El FTSE 100 perdía alrededor de un 0,2%, hasta 10.801 puntos, mientras el CAC 40 cedía aproximadamente un 0,4% y el Ibex 35 retrocedía cerca de un 0,2% en los primeros compases.
El petróleo vuelve a dominar la apertura europea, con el Brent por encima de los 98 $/barril y acercándose a la barrera de los 100 dólares. A este escenario se suma una caída mensual del 0,8% de las exportaciones alemanas en julio, otra señal de debilidad para la mayor economía de la eurozona.
El encarecimiento del crudo vuelve a golpear a las Bolsas europeas y aumenta el riesgo inflacionista
Fuente: datos de mercado disponibles durante los primeros compases de la sesión del 8 de septiembre.
El principal factor de mercado vuelve a ser la energía. El Brent ha superado los 98 $/barril después de nuevas tensiones en Oriente Próximo y de interrupciones relacionadas con infraestructuras energéticas de Arabia Saudí.

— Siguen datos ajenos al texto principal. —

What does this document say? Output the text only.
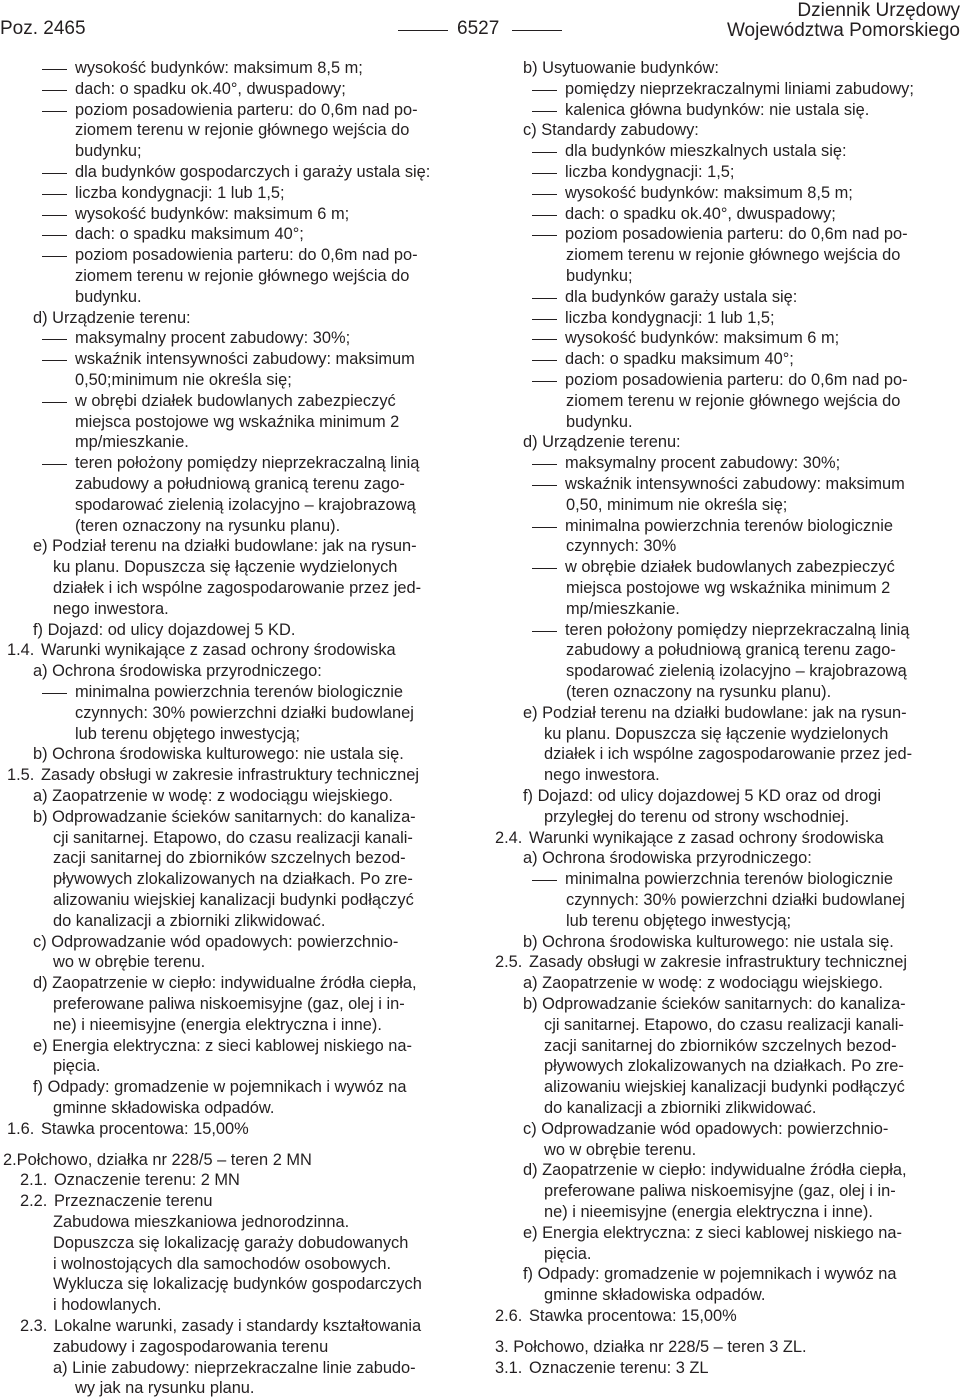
Poz. 2465	6527
Dziennik Urzędowy
Województwa Pomorskiego
wysokość budynków: maksimum 8,5 m;
dach: o spadku ok.40°, dwuspadowy;
poziom posadowienia parteru: do 0,6m nad po-
ziomem terenu w rejonie głównego wejścia do
budynku;
dla budynków gospodarczych i garaży ustala się:
liczba kondygnacji: 1 lub 1,5;
wysokość budynków: maksimum 6 m;
dach: o spadku maksimum 40°;
poziom posadowienia parteru: do 0,6m nad po-
ziomem terenu w rejonie głównego wejścia do
budynku.
d) Urządzenie terenu:
maksymalny procent zabudowy: 30%;
wskaźnik intensywności zabudowy: maksimum
0,50;minimum nie określa się;
w obrębi działek budowlanych zabezpieczyć
miejsca postojowe wg wskaźnika minimum 2
mp/mieszkanie.
teren położony pomiędzy nieprzekraczalną linią
zabudowy a południową granicą terenu zago-
spodarować zielenią izolacyjno – krajobrazową
(teren oznaczony na rysunku planu).
e) Podział terenu na działki budowlane: jak na rysun-
ku planu. Dopuszcza się łączenie wydzielonych
działek i ich wspólne zagospodarowanie przez jed-
nego inwestora.
f) Dojazd: od ulicy dojazdowej 5 KD.
1.4. Warunki wynikające z zasad ochrony środowiska
a) Ochrona środowiska przyrodniczego:
minimalna powierzchnia terenów biologicznie
czynnych: 30% powierzchni działki budowlanej
lub terenu objętego inwestycją;
b) Ochrona środowiska kulturowego: nie ustala się.
1.5. Zasady obsługi w zakresie infrastruktury technicznej
a) Zaopatrzenie w wodę: z wodociągu wiejskiego.
b) Odprowadzanie ścieków sanitarnych: do kanaliza-
cji sanitarnej. Etapowo, do czasu realizacji kanali-
zacji sanitarnej do zbiorników szczelnych bezod-
pływowych zlokalizowanych na działkach. Po zre-
alizowaniu wiejskiej kanalizacji budynki podłączyć
do kanalizacji a zbiorniki zlikwidować.
c) Odprowadzanie wód opadowych: powierzchnio-
wo w obrębie terenu.
d) Zaopatrzenie w ciepło: indywidualne źródła ciepła,
preferowane paliwa niskoemisyjne (gaz, olej i in-
ne) i nieemisyjne (energia elektryczna i inne).
e) Energia elektryczna: z sieci kablowej niskiego na-
pięcia.
f) Odpady: gromadzenie w pojemnikach i wywóz na
gminne składowiska odpadów.
1.6. Stawka procentowa: 15,00%
2.Połchowo, działka nr 228/5 – teren 2 MN
2.1. Oznaczenie terenu: 2 MN
2.2. Przeznaczenie terenu
Zabudowa mieszkaniowa jednorodzinna.
Dopuszcza się lokalizację garaży dobudowanych
i wolnostojących dla samochodów osobowych.
Wyklucza się lokalizację budynków gospodarczych
i hodowlanych.
2.3. Lokalne warunki, zasady i standardy kształtowania
zabudowy i zagospodarowania terenu
a) Linie zabudowy: nieprzekraczalne linie zabudo-
wy jak na rysunku planu.
b) Usytuowanie budynków:
pomiędzy nieprzekraczalnymi liniami zabudowy;
kalenica główna budynków: nie ustala się.
c) Standardy zabudowy:
dla budynków mieszkalnych ustala się:
liczba kondygnacji: 1,5;
wysokość budynków: maksimum 8,5 m;
dach: o spadku ok.40°, dwuspadowy;
poziom posadowienia parteru: do 0,6m nad po-
ziomem terenu w rejonie głównego wejścia do
budynku;
dla budynków garaży ustala się:
liczba kondygnacji: 1 lub 1,5;
wysokość budynków: maksimum 6 m;
dach: o spadku maksimum 40°;
poziom posadowienia parteru: do 0,6m nad po-
ziomem terenu w rejonie głównego wejścia do
budynku.
d) Urządzenie terenu:
maksymalny procent zabudowy: 30%;
wskaźnik intensywności zabudowy: maksimum
0,50, minimum nie określa się;
minimalna powierzchnia terenów biologicznie
czynnych: 30%
w obrębie działek budowlanych zabezpieczyć
miejsca postojowe wg wskaźnika minimum 2
mp/mieszkanie.
teren położony pomiędzy nieprzekraczalną linią
zabudowy a południową granicą terenu zago-
spodarować zielenią izolacyjno – krajobrazową
(teren oznaczony na rysunku planu).
e) Podział terenu na działki budowlane: jak na rysun-
ku planu. Dopuszcza się łączenie wydzielonych
działek i ich wspólne zagospodarowanie przez jed-
nego inwestora.
f) Dojazd: od ulicy dojazdowej 5 KD oraz od drogi
przyległej do terenu od strony wschodniej.
2.4. Warunki wynikające z zasad ochrony środowiska
a) Ochrona środowiska przyrodniczego:
minimalna powierzchnia terenów biologicznie
czynnych: 30% powierzchni działki budowlanej
lub terenu objętego inwestycją;
b) Ochrona środowiska kulturowego: nie ustala się.
2.5. Zasady obsługi w zakresie infrastruktury technicznej
a) Zaopatrzenie w wodę: z wodociągu wiejskiego.
b) Odprowadzanie ścieków sanitarnych: do kanaliza-
cji sanitarnej. Etapowo, do czasu realizacji kanali-
zacji sanitarnej do zbiorników szczelnych bezod-
pływowych zlokalizowanych na działkach. Po zre-
alizowaniu wiejskiej kanalizacji budynki podłączyć
do kanalizacji a zbiorniki zlikwidować.
c) Odprowadzanie wód opadowych: powierzchnio-
wo w obrębie terenu.
d) Zaopatrzenie w ciepło: indywidualne źródła ciepła,
preferowane paliwa niskoemisyjne (gaz, olej i in-
ne) i nieemisyjne (energia elektryczna i inne).
e) Energia elektryczna: z sieci kablowej niskiego na-
pięcia.
f) Odpady: gromadzenie w pojemnikach i wywóz na
gminne składowiska odpadów.
2.6. Stawka procentowa: 15,00%
3. Połchowo, działka nr 228/5 – teren 3 ZL.
3.1. Oznaczenie terenu: 3 ZL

Las nuevas amenazas de Irán sobre el tráfico marítimo en el Golfo mantienen además una elevada prima de riesgo en el mercado del crudo. El tráfico por el estrecho de Ormuz sigue muy por debajo de los niveles anteriores al conflicto, incrementando las dudas sobre el suministro.
Las compañías petroleras se benefician directamente del encarecimiento del barril. BP avanzaba alrededor de un 0,9% y Shell cerca de un 0,35% durante los primeros minutos de negociación en Londres.
En cambio, aerolíneas, industria, comercio y otros sectores intensivos en energía sufren el efecto contrario debido al incremento de sus costes.
Las petroleras avanzan mientras industria, transporte y consumo temen un nuevo shock energético
La principal referencia macroeconómica europea de la mañana procede de Alemania.
Las exportaciones alemanas disminuyeron un 0,8% mensual en julio, hasta aproximadamente 138.200 millones de euros, mientras las importaciones se desplomaron un 5,7%, hasta 116.900 millones de euros.
La balanza comercial registró así un superávit de 21.300 millones de euros.
Sin embargo, el aumento del saldo positivo responde en buena medida a la fuerte caída de las importaciones y no a una mejora de las ventas al exterior.